Recommendations for the Development of DSM-V ADHD/ODD Rating Scales

Given the important role of ADHD/ODD rating scales in research on these disorders (e.g., identification of associated features, risk factors and outcomes), the forthcoming DSM-V rating scales need to have the best construct validity possible. In our opinion, the minimum conditions for the scales’ use in research and clinical activities should include positive answers to our six questions for two sources within the same situation (e.g., mothers and fathers in the home; teachers and aides in the school) with two occasions of measurement (i.e., a short test-retest interval). With two occasions of measurement added to the model, the six questions could be evaluated across the two assessment occasions as well as allowing for an assessment of the convergent and discriminant validity of change on the three factors (Geiser et al. 2010).

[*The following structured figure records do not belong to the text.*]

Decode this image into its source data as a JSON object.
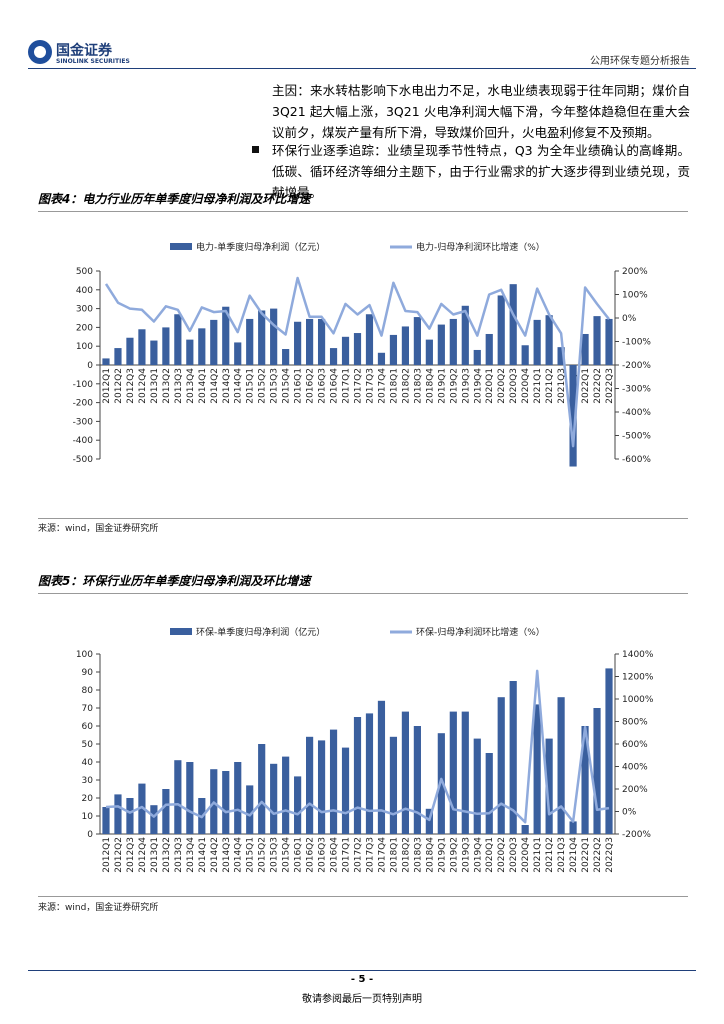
{
  "header": {
    "logo_cn": "国金证券",
    "logo_en": "SINOLINK SECURITIES",
    "report": "公用环保专题分析报告"
  },
  "body": {
    "para1": "主因：来水转枯影响下水电出力不足，水电业绩表现弱于往年同期；煤价自 3Q21 起大幅上涨，3Q21 火电净利润大幅下滑，今年整体趋稳但在重大会议前夕，煤炭产量有所下滑，导致煤价回升，火电盈利修复不及预期。",
    "bullet1": "环保行业逐季追踪：业绩呈现季节性特点，Q3 为全年业绩确认的高峰期。低碳、循环经济等细分主题下，由于行业需求的扩大逐步得到业绩兑现，贡献增量。"
  },
  "figures": [
    {
      "title": "图表4：电力行业历年单季度归母净利润及环比增速",
      "source": "来源：wind，国金证券研究所"
    },
    {
      "title": "图表5：环保行业历年单季度归母净利润及环比增速",
      "source": "来源：wind，国金证券研究所"
    }
  ],
  "chart_data": [
    {
      "type": "combo",
      "categories": [
        "2012Q1",
        "2012Q2",
        "2012Q3",
        "2012Q4",
        "2013Q1",
        "2013Q2",
        "2013Q3",
        "2013Q4",
        "2014Q1",
        "2014Q2",
        "2014Q3",
        "2014Q4",
        "2015Q1",
        "2015Q2",
        "2015Q3",
        "2015Q4",
        "2016Q1",
        "2016Q2",
        "2016Q3",
        "2016Q4",
        "2017Q1",
        "2017Q2",
        "2017Q3",
        "2017Q4",
        "2018Q1",
        "2018Q2",
        "2018Q3",
        "2018Q4",
        "2019Q1",
        "2019Q2",
        "2019Q3",
        "2019Q4",
        "2020Q1",
        "2020Q2",
        "2020Q3",
        "2020Q4",
        "2021Q1",
        "2021Q2",
        "2021Q3",
        "2021Q4",
        "2022Q1",
        "2022Q2",
        "2022Q3"
      ],
      "series": [
        {
          "name": "电力-单季度归母净利润（亿元）",
          "color": "#3a5f9e",
          "kind": "bar",
          "values": [
            35,
            90,
            145,
            190,
            130,
            200,
            270,
            135,
            195,
            240,
            310,
            120,
            245,
            290,
            300,
            85,
            230,
            245,
            245,
            90,
            150,
            170,
            270,
            65,
            160,
            205,
            255,
            135,
            215,
            245,
            315,
            80,
            165,
            370,
            430,
            105,
            240,
            265,
            95,
            -540,
            165,
            260,
            245
          ]
        },
        {
          "name": "电力-归母净利润环比增速（%）",
          "color": "#8faadc",
          "kind": "line",
          "axis": "y2",
          "values": [
            145,
            65,
            40,
            35,
            -15,
            50,
            35,
            -55,
            45,
            25,
            30,
            -60,
            95,
            20,
            -30,
            -70,
            170,
            5,
            5,
            -65,
            60,
            15,
            55,
            -75,
            150,
            30,
            25,
            -45,
            60,
            15,
            30,
            -75,
            100,
            120,
            15,
            -75,
            125,
            15,
            -65,
            -545,
            130,
            60,
            -5
          ]
        }
      ],
      "ylim": [
        -500,
        500
      ],
      "yticks": [
        -500,
        -400,
        -300,
        -200,
        -100,
        0,
        100,
        200,
        300,
        400,
        500
      ],
      "y2lim": [
        -600,
        200
      ],
      "y2ticks": [
        {
          "value": -600,
          "label": "-600%"
        },
        {
          "value": -500,
          "label": "-500%"
        },
        {
          "value": -400,
          "label": "-400%"
        },
        {
          "value": -300,
          "label": "-300%"
        },
        {
          "value": -200,
          "label": "-200%"
        },
        {
          "value": -100,
          "label": "-100%"
        },
        {
          "value": 0,
          "label": "0%"
        },
        {
          "value": 100,
          "label": "100%"
        },
        {
          "value": 200,
          "label": "200%"
        }
      ]
    },
    {
      "type": "combo",
      "categories": [
        "2012Q1",
        "2012Q2",
        "2012Q3",
        "2012Q4",
        "2013Q1",
        "2013Q2",
        "2013Q3",
        "2013Q4",
        "2014Q1",
        "2014Q2",
        "2014Q3",
        "2014Q4",
        "2015Q1",
        "2015Q2",
        "2015Q3",
        "2015Q4",
        "2016Q1",
        "2016Q2",
        "2016Q3",
        "2016Q4",
        "2017Q1",
        "2017Q2",
        "2017Q3",
        "2017Q4",
        "2018Q1",
        "2018Q2",
        "2018Q3",
        "2018Q4",
        "2019Q1",
        "2019Q2",
        "2019Q3",
        "2019Q4",
        "2020Q1",
        "2020Q2",
        "2020Q3",
        "2020Q4",
        "2021Q1",
        "2021Q2",
        "2021Q3",
        "2021Q4",
        "2022Q1",
        "2022Q2",
        "2022Q3"
      ],
      "series": [
        {
          "name": "环保-单季度归母净利润（亿元）",
          "color": "#3a5f9e",
          "kind": "bar",
          "values": [
            15,
            22,
            20,
            28,
            16,
            25,
            41,
            40,
            20,
            36,
            35,
            40,
            27,
            50,
            39,
            43,
            32,
            54,
            52,
            58,
            48,
            65,
            67,
            74,
            54,
            68,
            60,
            14,
            56,
            68,
            68,
            53,
            45,
            76,
            85,
            5,
            72,
            53,
            76,
            7,
            60,
            70,
            92
          ]
        },
        {
          "name": "环保-归母净利润环比增速（%）",
          "color": "#8faadc",
          "kind": "line",
          "axis": "y2",
          "values": [
            40,
            45,
            -10,
            40,
            -45,
            60,
            65,
            0,
            -50,
            80,
            -5,
            15,
            -35,
            85,
            -20,
            10,
            -25,
            70,
            -5,
            10,
            -15,
            35,
            5,
            10,
            -25,
            25,
            -10,
            -75,
            290,
            20,
            0,
            -20,
            -15,
            70,
            10,
            -95,
            1250,
            -25,
            45,
            -90,
            750,
            15,
            30
          ]
        }
      ],
      "ylim": [
        0,
        100
      ],
      "yticks": [
        0,
        10,
        20,
        30,
        40,
        50,
        60,
        70,
        80,
        90,
        100
      ],
      "y2lim": [
        -200,
        1400
      ],
      "y2ticks": [
        {
          "value": -200,
          "label": "-200%"
        },
        {
          "value": 0,
          "label": "0%"
        },
        {
          "value": 200,
          "label": "200%"
        },
        {
          "value": 400,
          "label": "400%"
        },
        {
          "value": 600,
          "label": "600%"
        },
        {
          "value": 800,
          "label": "800%"
        },
        {
          "value": 1000,
          "label": "1000%"
        },
        {
          "value": 1200,
          "label": "1200%"
        },
        {
          "value": 1400,
          "label": "1400%"
        }
      ]
    }
  ],
  "footer": {
    "page": "- 5 -",
    "notice": "敬请参阅最后一页特别声明"
  }
}
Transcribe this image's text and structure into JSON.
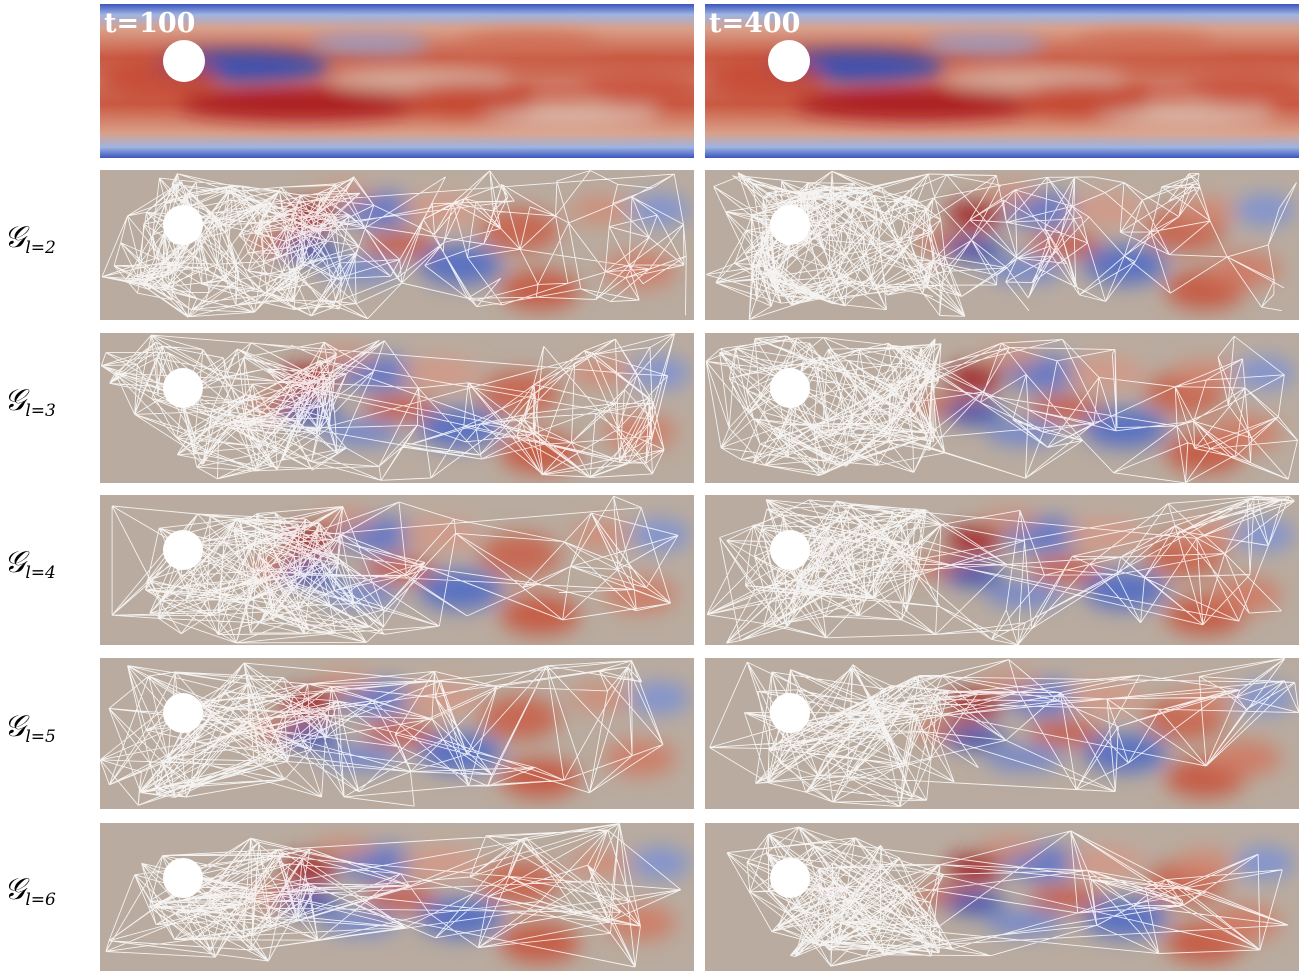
{
  "columns": [
    {
      "time_label": "t=100"
    },
    {
      "time_label": "t=400"
    }
  ],
  "rows": [
    {
      "kind": "field"
    },
    {
      "kind": "graph",
      "symbol": "𝒢",
      "subscript": "l=2",
      "level": 2
    },
    {
      "kind": "graph",
      "symbol": "𝒢",
      "subscript": "l=3",
      "level": 3
    },
    {
      "kind": "graph",
      "symbol": "𝒢",
      "subscript": "l=4",
      "level": 4
    },
    {
      "kind": "graph",
      "symbol": "𝒢",
      "subscript": "l=5",
      "level": 5
    },
    {
      "kind": "graph",
      "symbol": "𝒢",
      "subscript": "l=6",
      "level": 6
    }
  ],
  "colors": {
    "cool": "#3b4cc0",
    "neutral": "#b9ab9f",
    "warm": "#b40426",
    "field_warm": "#c9573f",
    "edge": "#ffffff"
  }
}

Answers to the six questions for two sources in the home as well as two sources within the school would provide the foundation for a more meaningful study of the more complex aspects of construct validity for ADHD/ODD scales (e.g., the question of construct validity between home and school, the study of construct validity with the more complex models of Eid and Dumenci) as well as a more fruitful search for external correlates of the factors. We encourage researchers to apply exploratory SEM to a multiple indicator by multitrait by multisource by multioccasion model to understand better the construct validity of the DSM-V ADHD/ODD scales. This procedure has the ability to identify ADHD/ODD symptoms with weak or no discriminant validity in the scales. Such information would provide the basis to improve the content validity of the symptoms in the scale as well as identify symptoms that do not have enough discriminant validity to belong with the symptom dimension.